PNP siap mendorong setiap program studinya untuk melakukan perubahan di bidang kurikulum. Biaya operasional untuk kegiatan tersebut meningkat dua kali lipat dibanding periode sebelumnya. Hal itu dikarenakan kerelevanan kurikulum perguruan tinggi tidak hanya berkait dengan keberterimaan lulusan di lapangan kerja yang mengutamakan sertifikat kompetensi tapi juga berkait dengan laporan kinerja dosen (LKD) dan beban kerja dosen (BKD), serta penelitian dosen.

 

Hal itu diungkapkan Direktur Surfa Yondri usai pembukaan Rakernas Ristekdikti di Universitas Diponegoro, Semarang, kemaren (3/1/19).

Dalam pembukaan  Rakernas, Menristek Mohamad Nasir menjelaskan bahwa Pemerintah menginginkan agar riset, teknologi dan pendidikan tinggi lebih terbuka, fleksibel dan bermutu. Untuk itu, perlu dibuat ekosistem riset, teknologi dan pendidikan tinggi yang mampu memenuhi kebutuhan pasar, yaitu masyarakat dan industri.

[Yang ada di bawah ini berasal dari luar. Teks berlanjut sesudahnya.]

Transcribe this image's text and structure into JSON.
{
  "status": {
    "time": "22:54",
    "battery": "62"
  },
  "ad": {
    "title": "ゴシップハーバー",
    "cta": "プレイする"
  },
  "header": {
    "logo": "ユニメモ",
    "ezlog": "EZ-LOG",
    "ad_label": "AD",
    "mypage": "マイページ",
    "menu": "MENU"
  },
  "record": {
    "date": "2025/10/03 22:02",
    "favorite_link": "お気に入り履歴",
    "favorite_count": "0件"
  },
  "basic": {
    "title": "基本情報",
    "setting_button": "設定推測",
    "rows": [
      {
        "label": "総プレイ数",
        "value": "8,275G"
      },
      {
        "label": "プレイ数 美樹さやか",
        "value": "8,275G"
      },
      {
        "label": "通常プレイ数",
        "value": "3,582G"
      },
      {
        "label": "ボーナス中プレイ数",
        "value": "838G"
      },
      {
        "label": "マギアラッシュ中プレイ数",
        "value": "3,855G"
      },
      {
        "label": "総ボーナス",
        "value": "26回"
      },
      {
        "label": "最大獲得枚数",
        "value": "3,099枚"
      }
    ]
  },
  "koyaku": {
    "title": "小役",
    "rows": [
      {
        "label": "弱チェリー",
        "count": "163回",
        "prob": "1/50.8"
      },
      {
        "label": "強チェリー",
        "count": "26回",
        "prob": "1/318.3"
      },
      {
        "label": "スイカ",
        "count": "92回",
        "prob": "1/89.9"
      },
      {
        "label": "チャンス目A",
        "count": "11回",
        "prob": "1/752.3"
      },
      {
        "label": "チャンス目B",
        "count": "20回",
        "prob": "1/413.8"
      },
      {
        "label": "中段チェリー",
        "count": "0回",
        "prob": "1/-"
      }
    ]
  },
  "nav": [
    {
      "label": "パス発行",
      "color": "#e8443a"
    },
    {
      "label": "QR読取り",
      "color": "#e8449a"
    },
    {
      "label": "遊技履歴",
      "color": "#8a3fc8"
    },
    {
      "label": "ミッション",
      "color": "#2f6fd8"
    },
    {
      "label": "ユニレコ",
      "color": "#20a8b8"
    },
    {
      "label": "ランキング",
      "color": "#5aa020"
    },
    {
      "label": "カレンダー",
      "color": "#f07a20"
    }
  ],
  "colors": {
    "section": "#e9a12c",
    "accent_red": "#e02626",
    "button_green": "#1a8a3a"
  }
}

Kemenristekdikti mengawali kinerja pada 2019 ini dengan menggelar rakernas bertema “Riset, Teknologi, dan Pendidikan Tinggi yang Terbuka, Fleksibel, dan Bermutu” yang  berlangsung dari 3-4 Januari 2019.

 

Boleh Buka Prodi Baru Jika Ada Permintaan,  Sesuai Kondisi Real dan Punya Industri Pengguna

Dengan kemudahan membuka program studi baru, Menteri Nasir berharap perguruan tinggi negeri dan swasta mencari potensi daerah yang dapat dipelajari sehingga potensi tersebut dapat dikomersialkan lebih baik.

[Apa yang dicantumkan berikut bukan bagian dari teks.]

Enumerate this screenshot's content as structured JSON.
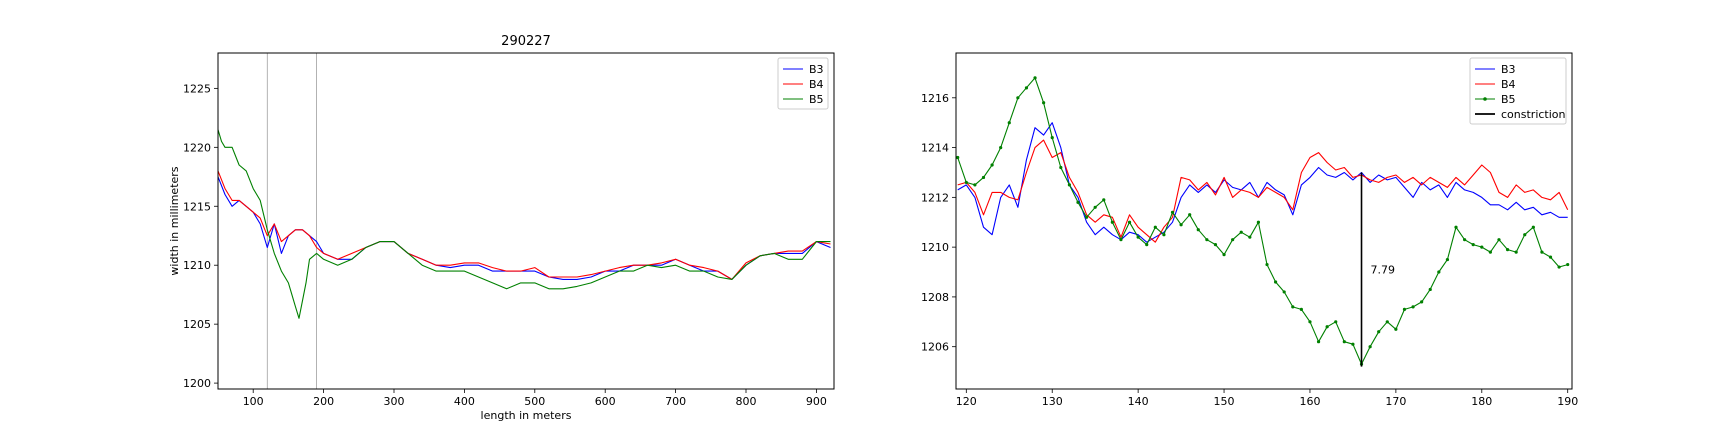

Dalam siaran persnya, Menristekdikti menyatakan, dulu kalau tidak ada di (daftar) nomenklatur, prodi tidak bisa dibuka. Sekarang jika tidak ada dalam daftar itu, perguruan tinggi akan membuka prodi sesuai kondisi real, silahkan, yang penting demand-nya ada. Industri yang gunakan ada. Contoh prodi yang akan dibuka itu jurusan tentang kopi, silakan saja. Ini di Sulawesi Selatan. Di Aceh juga akan ada yang buka Prodi Kopi,” ungkap Menteri Nasir.

 

Menristek Mohamad Nasir

 

Pengurangan Regulasi Perpajakan PTNBH

Sebelumnya Nasir menyinggung pengurangan regulasi dalam perpajakan bagi PTNBH. PTNBH termasuk Perguruan Tinggi Negeri, ditugasi Pemerintah meningkatkan mutu dengan sistem pembelajaran yang dilakukan secara mandiri, tapi kalau ini dikenakan pajak sebagai penghasilan, padahal dana yang diterima dari masyarakat, ini masalah,” ungkap Menteri Nasir.

PTNBH yang memiliki otonomi dalam mengembangkan program studi diharapkan Menteri Nasir tidak diberatkan dengan pajak yang seharusnya dibayarkan oleh orang pribadi yang memiliki usaha dan badan usaha (perusahaan). Diharapkan PTNBH dapat alokasikan anggaran lebih banyak untuk fasilitas pembelajaran.

“Kalau PTNBH disuruh bayar PPh pasal 25 (Undang-Undang Pajak Penghasilan), problemnya ada pada mahasiswa lagi. Saya sudah lapor ke Menkeu. Beliau akan tinjau kembali,” ungkap Menristekdikti.